The defender (e.g., software vendor) computes a hash of the original file using a secure algorithm like SHA-256. This hash serves as the integrity baseline. The defender publishes the hash on a trusted website or alongside the download. Example command: `sha256sum original_software.iso > checksum.txt`. The output is a 64-character hexadecimal string for SHA-256. This step establishes a reference point. In a SOC scenario, the hash might be stored in a secure database or signed with a digital certificate to prevent tampering. The defender must ensure the hash itself is not altered; otherwise, integrity verification is meaningless.

2

2. Attacker Modifies Data

An attacker intercepts the file during transmission (e.g., man-in-the-middle) or gains unauthorized access to the distribution server. They modify the file to insert malware, backdoors, or other malicious payloads. The modified file now has different content. The attacker may also attempt to replace the published hash with a hash of the modified file to avoid detection. However, if the hash is signed or published on a separate secure channel, the attacker cannot easily alter it. The attacker's goal is to make the modified file appear legitimate by either creating a collision (finding two inputs with same hash) or by replacing the hash. Since collision attacks are feasible for MD5 and SHA-1, the attacker might use a collision to create a malicious file that has the same hash as the original.

3

3. Recipient Verifies Integrity

The end user downloads the file and computes its hash using the same algorithm. On Linux: `sha256sum downloaded_software.iso`. On Windows: `Get-FileHash downloaded_software.iso -Algorithm SHA256`. The user compares the computed hash to the published hash (e.g., from the vendor's website). If they match, the file is intact. If they differ, the file has been tampered with. The user should reject the file and report the discrepancy. In a SOC environment, automated tools like Tripwire or OSSEC continuously monitor file integrity by comparing current hashes to stored baselines. Any mismatch triggers an alert. The analyst must investigate the cause: was it a legitimate update, a disk error, or a security breach?

4

4. Attack Exploits Weak Hash

If the defender used a weak hash algorithm like MD5 or SHA-1, the attacker may generate a collision. For example, in 2017, Google demonstrated a collision for SHA-1 (SHAttered) using 9 quintillion computations. The attacker creates two PDF files with different content (one benign, one malicious) that produce the same SHA-1 hash. The benign file is submitted for signing (e.g., code signing certificate). Once signed, the attacker swaps it with the malicious file, which has the same hash and thus the same signature. The signature remains valid, and the malicious file appears trusted. This attack undermines digital signatures and integrity verification.

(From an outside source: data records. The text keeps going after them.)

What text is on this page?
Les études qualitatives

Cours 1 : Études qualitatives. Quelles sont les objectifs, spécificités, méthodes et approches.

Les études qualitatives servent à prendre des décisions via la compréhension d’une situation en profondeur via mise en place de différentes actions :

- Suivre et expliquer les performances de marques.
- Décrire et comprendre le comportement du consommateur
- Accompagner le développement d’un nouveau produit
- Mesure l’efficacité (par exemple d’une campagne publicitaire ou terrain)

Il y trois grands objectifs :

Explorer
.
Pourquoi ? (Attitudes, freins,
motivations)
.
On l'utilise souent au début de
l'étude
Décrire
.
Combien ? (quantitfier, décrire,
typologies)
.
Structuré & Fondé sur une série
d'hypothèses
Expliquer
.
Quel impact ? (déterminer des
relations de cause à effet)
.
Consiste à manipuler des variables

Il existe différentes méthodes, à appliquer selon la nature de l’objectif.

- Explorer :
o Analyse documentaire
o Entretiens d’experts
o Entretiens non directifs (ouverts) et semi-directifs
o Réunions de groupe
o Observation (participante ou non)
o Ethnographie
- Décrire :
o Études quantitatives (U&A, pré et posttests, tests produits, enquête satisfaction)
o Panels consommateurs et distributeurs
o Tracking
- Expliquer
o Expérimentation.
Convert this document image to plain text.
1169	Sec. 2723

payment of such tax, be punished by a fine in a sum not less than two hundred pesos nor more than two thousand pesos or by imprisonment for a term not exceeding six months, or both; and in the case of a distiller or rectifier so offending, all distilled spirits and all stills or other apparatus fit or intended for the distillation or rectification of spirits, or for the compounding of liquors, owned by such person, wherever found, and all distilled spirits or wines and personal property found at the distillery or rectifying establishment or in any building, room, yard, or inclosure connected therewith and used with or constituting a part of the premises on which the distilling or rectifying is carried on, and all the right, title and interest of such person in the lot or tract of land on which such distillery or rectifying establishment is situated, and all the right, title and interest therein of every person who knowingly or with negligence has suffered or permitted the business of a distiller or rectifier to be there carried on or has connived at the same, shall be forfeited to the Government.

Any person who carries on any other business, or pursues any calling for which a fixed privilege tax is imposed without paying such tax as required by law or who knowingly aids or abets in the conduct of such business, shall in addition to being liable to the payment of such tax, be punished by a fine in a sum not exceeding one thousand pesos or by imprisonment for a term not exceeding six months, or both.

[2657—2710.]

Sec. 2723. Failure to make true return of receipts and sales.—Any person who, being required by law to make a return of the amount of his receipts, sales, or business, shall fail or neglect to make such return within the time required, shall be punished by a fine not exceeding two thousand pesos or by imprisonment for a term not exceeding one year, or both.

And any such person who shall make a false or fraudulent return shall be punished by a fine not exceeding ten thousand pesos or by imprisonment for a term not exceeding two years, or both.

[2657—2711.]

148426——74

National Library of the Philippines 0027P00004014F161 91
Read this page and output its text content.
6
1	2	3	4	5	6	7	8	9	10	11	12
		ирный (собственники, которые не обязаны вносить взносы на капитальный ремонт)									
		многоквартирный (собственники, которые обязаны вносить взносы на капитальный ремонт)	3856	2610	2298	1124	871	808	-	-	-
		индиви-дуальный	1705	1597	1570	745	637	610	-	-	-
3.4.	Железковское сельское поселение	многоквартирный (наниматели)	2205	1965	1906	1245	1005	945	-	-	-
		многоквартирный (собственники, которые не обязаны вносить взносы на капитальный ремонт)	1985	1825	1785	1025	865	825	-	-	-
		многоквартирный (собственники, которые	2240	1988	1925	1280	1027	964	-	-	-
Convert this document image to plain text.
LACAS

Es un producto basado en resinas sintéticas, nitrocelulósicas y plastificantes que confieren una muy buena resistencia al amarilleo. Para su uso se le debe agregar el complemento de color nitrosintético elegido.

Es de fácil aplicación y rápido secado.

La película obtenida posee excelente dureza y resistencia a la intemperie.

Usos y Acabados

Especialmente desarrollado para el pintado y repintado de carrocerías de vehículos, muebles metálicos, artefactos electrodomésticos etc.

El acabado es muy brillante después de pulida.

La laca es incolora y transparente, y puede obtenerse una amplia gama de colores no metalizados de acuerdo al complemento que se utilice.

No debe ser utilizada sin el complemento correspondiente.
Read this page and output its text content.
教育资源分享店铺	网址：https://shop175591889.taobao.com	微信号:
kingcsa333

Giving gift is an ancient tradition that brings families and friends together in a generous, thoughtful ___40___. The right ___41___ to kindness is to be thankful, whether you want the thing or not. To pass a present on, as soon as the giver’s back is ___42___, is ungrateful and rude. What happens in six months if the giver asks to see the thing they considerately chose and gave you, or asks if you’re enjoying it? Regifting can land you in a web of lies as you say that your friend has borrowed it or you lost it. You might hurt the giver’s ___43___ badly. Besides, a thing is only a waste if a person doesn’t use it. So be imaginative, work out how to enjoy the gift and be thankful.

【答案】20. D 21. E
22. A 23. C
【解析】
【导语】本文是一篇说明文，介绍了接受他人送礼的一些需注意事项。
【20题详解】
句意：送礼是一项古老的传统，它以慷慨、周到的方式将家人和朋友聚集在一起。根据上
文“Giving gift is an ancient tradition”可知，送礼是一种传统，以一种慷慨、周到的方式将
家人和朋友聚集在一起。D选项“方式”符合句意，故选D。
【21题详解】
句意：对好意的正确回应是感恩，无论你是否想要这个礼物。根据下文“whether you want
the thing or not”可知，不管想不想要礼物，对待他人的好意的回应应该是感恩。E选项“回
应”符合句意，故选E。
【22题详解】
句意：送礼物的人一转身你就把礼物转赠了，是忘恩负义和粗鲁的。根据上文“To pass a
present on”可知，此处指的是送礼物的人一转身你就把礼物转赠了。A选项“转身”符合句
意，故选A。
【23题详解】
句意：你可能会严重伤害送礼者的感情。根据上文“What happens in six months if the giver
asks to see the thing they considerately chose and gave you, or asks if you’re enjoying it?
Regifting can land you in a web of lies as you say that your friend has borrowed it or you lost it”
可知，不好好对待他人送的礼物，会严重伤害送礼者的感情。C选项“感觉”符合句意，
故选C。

To mitigate, always use collision-resistant hashes like SHA-256 or SHA-3.

5

5. Defender Implements Strong Hashing

To defend against such attacks, the defender must use a secure hash algorithm (SHA-256 or higher) and protect the hash itself. Best practices include: (1) Using HMAC (Hash-based Message Authentication Code) with a secret key to prevent length extension attacks; (2) Digitally signing the hash to ensure authenticity; (3) Publishing hashes over HTTPS and on multiple trusted sources; (4) Using key stretching algorithms (bcrypt, PBKDF2, Argon2) for password hashing with a unique salt per user; (5) Regularly updating hashing algorithms as older ones become deprecated. In a SOC, analysts should verify that all critical files and configurations are hashed using SHA-256 or SHA-3 and that baseline hashes are stored in a tamper-proof manner (e.g., read-only media or signed database).

What This Looks Like on the Job

Scenario 1: Software Supply Chain Attack

A SOC analyst at a large enterprise receives an alert from the file integrity monitoring (FIM) system: the hash of a critical application binary has changed. The analyst pulls the current hash using sha256sum and compares it to the baseline stored in a signed database. The hashes do not match. The analyst isolates the affected system and investigates the change. The vendor's website shows the original hash, but the downloaded file from the company's internal mirror has a different hash. Further investigation reveals the mirror was compromised, and the binary was replaced with a trojanized version. The analyst blocks the malicious hash across the network using endpoint detection and response (EDR) tools and initiates incident response. Common mistake: ignoring the alert, assuming it was a legitimate software update. The correct response is to always verify the change against the vendor's official hash and investigate any discrepancy.

Scenario 2: Password Hash Dump

A penetration tester recovers a password hash file from a compromised server. The hashes are unsalted MD5. Using a rainbow table, the tester cracks 80% of the passwords within hours. The report recommends migrating to salted SHA-256 or bcrypt. The IT team implements salting with a 16-byte random salt per user and uses PBKDF2 with 100,000 iterations. After migration, even if the hash file is stolen again, cracking becomes computationally infeasible. The SOC should monitor for any use of weak hashing algorithms in the environment and enforce strong password policies.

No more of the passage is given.